TRIBUNAL/CORTE
PERMANENTE
Considerações
Iniciais
Corte Criminal
Internacional:
consagração da pessoa
humana como sujeito de direito internacional ou manutenção do status
quo das Nações Unidas?
Tarciso Dal Maso Jardim(1)
1. Considerações iniciais: lei do mais
forte ou justiça internacional?
A origem do que hoje compreendemos por
direito internacional possui data e local incertos, já que o devir
histórico apresentou diversa e constante relação entre sociedades
políticas, ao ponto de ter-se notícia de tratados celebrados há
milênios (como o realizado em torno de 3.010 a. C. na Mesopotâmia,
entre o vencedor Eanatum, líder da cidade de Lagash, e a agressora
cidade de Uma). Contudo, a contribuição de Roma, com o ius gentium,
foi basilar para o desenvolvimento do que seria chamado de direito
internacional. Curiosamente, o ius gentium é produto do direito interno
romano. Devidamente separado do ius civile, o ius gentium se destinava
ao estrangeiro desprovido do amparo jurídico dos tratados celebrados
com Roma e, mediante o acréscimo da figura do pretor dos estrangeiros
(praetor peregrinus), se tornou em um prático e amplamente aplicado
direito. Por vezes confundido com o direito natural, inicialmente versou
de forma especial sobre questões de comércio, mas em certo momento
dedicou-se a questões de paz e guerra, na lógica de vencedores,
vencidos e aliados, ou, se preferir, na lógica realista do mais forte,
apesar de serem encontrados em Roma cidadãos que se opunham aos
conflitos armados como meio de solução de controvérsias, como
Cícero(2).
Entretanto, com o advento do Estado
moderno, o direito das gentes transformou-se em um direito interestatal,
renegando suas origens ao consagrar somente os Estados soberanos como
detentores de personalidade jurídica internacional. Essa realidade,
como sabemos, foi profundamente alterada no século XX, com o advento ou
fortalecimento de novos atores internacionais, como organizações
intergovernamentais, organizações não-governamentais, empresas
transnacionais e indivíduos. A gradativa importância fáctica desses
entes lhes auferiram direitos e obrigações no plano internacional,
atributo nuclear da personalidade jurídica. No caso das pessoas
humanas, setores do direito internacional começaram a lhes destinar
normas diretamente (como o direito internacional dos direitos humanos, o
direito internacional humanitário e o direito dos refugiados),
incluindo o direito de petição e, em situações ad hoc, a
responsabilidade penal.
Com esse breve intróito, podemos mutatis
mutandis fixar o contraponto desse escrito: a Corte Criminal
Internacional, a ser consolidada em junho desse ano em Roma, será a
realização parcial do sonho de uma civitas maxima ou, em termos
atuais, de uma cidadania universal, não ditada por Romas
contemporâneas e alimentada por uma aperfeiçoada idéia da dignidade
do gênero humano (equivalente ao humanum genus de Sêneca)? Ou, ao
contrário, será a perpetuação de uma desigualdade de tratamento,
simbolizada na prática do Conselho de Segurança da ONU ou,
antigamente, na pax Romana e a astuta operação romana de arbitragem em
controvérsias entre terceiros (arbiter mundi)?

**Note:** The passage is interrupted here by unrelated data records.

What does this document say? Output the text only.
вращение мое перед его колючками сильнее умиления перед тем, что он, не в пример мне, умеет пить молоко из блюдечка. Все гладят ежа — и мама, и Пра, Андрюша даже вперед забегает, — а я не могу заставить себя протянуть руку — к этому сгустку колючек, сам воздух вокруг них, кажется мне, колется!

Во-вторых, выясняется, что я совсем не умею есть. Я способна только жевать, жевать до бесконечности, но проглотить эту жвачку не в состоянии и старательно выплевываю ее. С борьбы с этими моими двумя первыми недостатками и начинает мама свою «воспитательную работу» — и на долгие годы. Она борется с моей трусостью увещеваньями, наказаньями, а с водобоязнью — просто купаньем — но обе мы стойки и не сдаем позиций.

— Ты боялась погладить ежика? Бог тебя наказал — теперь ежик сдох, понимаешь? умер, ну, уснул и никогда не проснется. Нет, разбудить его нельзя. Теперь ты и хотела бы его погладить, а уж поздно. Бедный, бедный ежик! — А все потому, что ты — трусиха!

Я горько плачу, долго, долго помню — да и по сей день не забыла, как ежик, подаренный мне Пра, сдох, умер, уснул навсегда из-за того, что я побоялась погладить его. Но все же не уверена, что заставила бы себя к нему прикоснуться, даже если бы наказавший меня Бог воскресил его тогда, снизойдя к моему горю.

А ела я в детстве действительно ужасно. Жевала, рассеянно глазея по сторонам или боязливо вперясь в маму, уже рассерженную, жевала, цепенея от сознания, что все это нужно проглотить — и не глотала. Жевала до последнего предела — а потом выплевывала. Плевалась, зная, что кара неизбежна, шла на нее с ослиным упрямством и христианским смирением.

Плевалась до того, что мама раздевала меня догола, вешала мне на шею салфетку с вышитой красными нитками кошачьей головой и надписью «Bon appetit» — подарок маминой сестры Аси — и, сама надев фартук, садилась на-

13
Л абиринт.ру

2. O indivíduo como sujeito do direito
internacional público
O conceito de personalidade jurídica é
uma construção teórica e prática que possui variação na história
do Direito, bem como amplitude diferenciada, em um tempo dado, para
categorias de sujeitos. Assim, não se pode estranhar a afirmação de
Max Weber de que personalidade jurídica é uma tautologia, já que o
conceito de pessoa sempre é jurídico no âmbito do Direito(3).

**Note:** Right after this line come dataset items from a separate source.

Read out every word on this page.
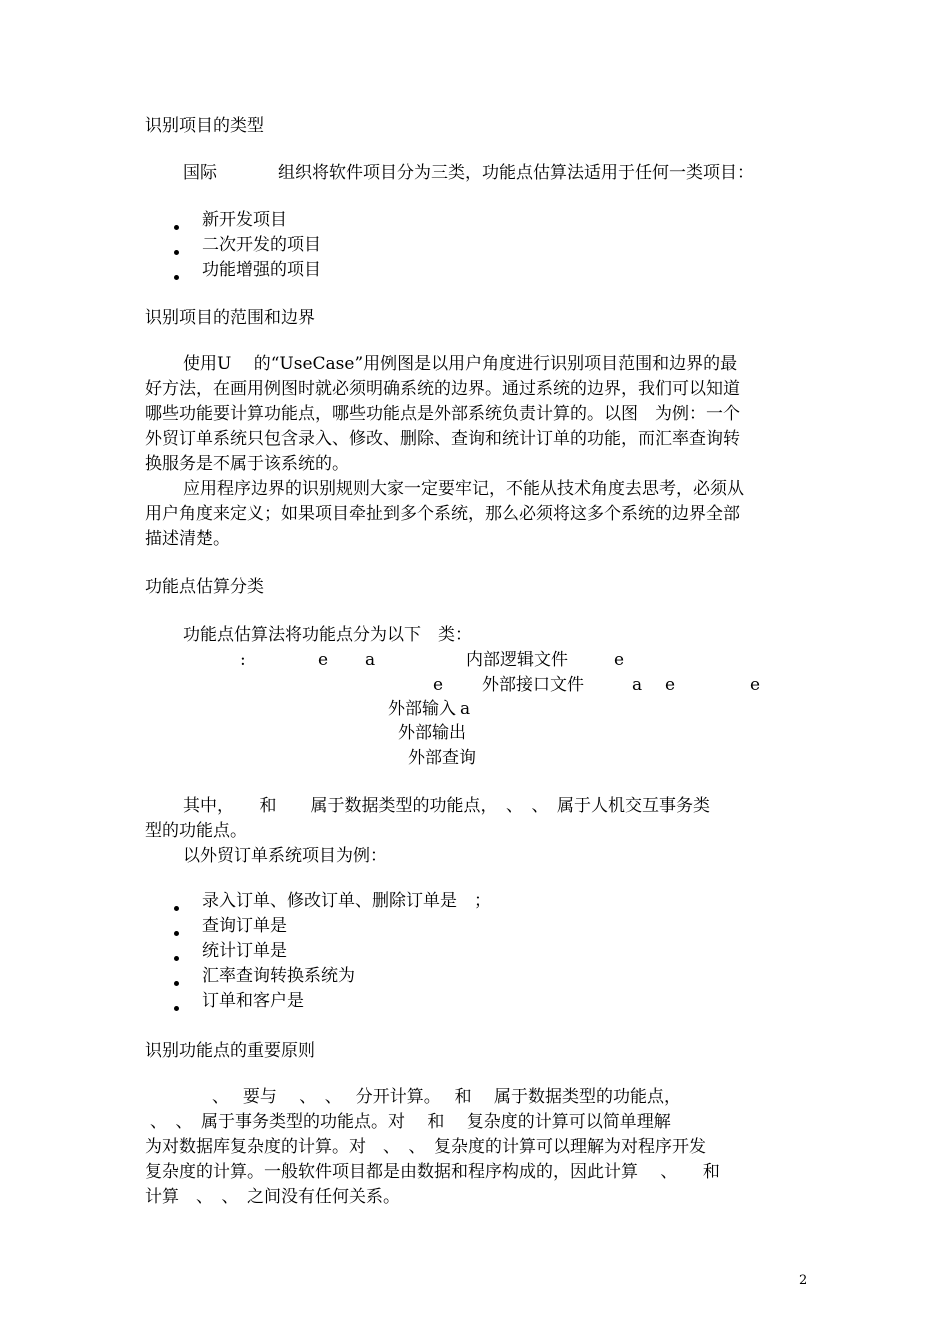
识别项目的类型
国际	组织将软件项目分为三类，功能点估算法适用于任何一类项目：
新开发项目
二次开发的项目
功能增强的项目
识别项目的范围和边界
使用U　 的“UseCase”用例图是以用户角度进行识别项目范围和边界的最
好方法，在画用例图时就必须明确系统的边界。通过系统的边界，我们可以知道
哪些功能要计算功能点，哪些功能点是外部系统负责计算的。以图　为例：一个
外贸订单系统只包含录入、修改、删除、查询和统计订单的功能，而汇率查询转
换服务是不属于该系统的。
应用程序边界的识别规则大家一定要牢记，不能从技术角度去思考，必须从
用户角度来定义；如果项目牵扯到多个系统，那么必须将这多个系统的边界全部
描述清楚。
功能点估算分类
功能点估算法将功能点分为以下　类：
:	e a	内部逻辑文件	e
e 外部接口文件	a e	e
外部输入 a
外部输出
外部查询
其中，　　和　　属于数据类型的功能点，　、　、　属于人机交互事务类
型的功能点。
以外贸订单系统项目为例：
录入订单、修改订单、删除订单是　；
查询订单是
统计订单是
汇率查询转换系统为
订单和客户是
识别功能点的重要原则
、　 要与　 、　、　 分开计算。　 和　 属于数据类型的功能点，
、　、　属于事务类型的功能点。对　 和　 复杂度的计算可以简单理解
为对数据库复杂度的计算。对　、　、　复杂度的计算可以理解为对程序开发
复杂度的计算。一般软件项目都是由数据和程序构成的，因此计算　 、　　和
计算　、　、　之间没有任何关系。
2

Torna-se evidente de que não há um quadro estático de pessoas no
plano jurídico, sendo o critério para a determinação da
personalidade de natureza pragmática e política, segundo os fins de
determinado Direito. Ser sujeito de direito é ser destinatário de
direitos e obrigações em um plano de igualdade, tendo desdobramentos
na exigibilidade de tais direitos ou na responsabilidade de tais
obrigações.
Destarte, não há dúvida de que as
pessoas humanas em si mesmas seriam destinatárias diretas de certas
normas internacionais, já mencionadas, perante às quais o clássico
princípio da reciprocidade não vigoraria. Assim, nenhum Estado pode
justificar a violação de uma norma de direito humano ou humanitário,
por exemplo, alegando que outro Estado também a estaria violando.
Devido à qualidade de inerência à pessoa humana, que essas normas
possuem, seria possível, com tranqüilidade, afirmar que o indivíduo
é sujeito de direito. Entretanto, a consagração dessa personalidade
só se dará com a capacidade processual e a possibilidade de
responsabilidade internacional dos indivíduos.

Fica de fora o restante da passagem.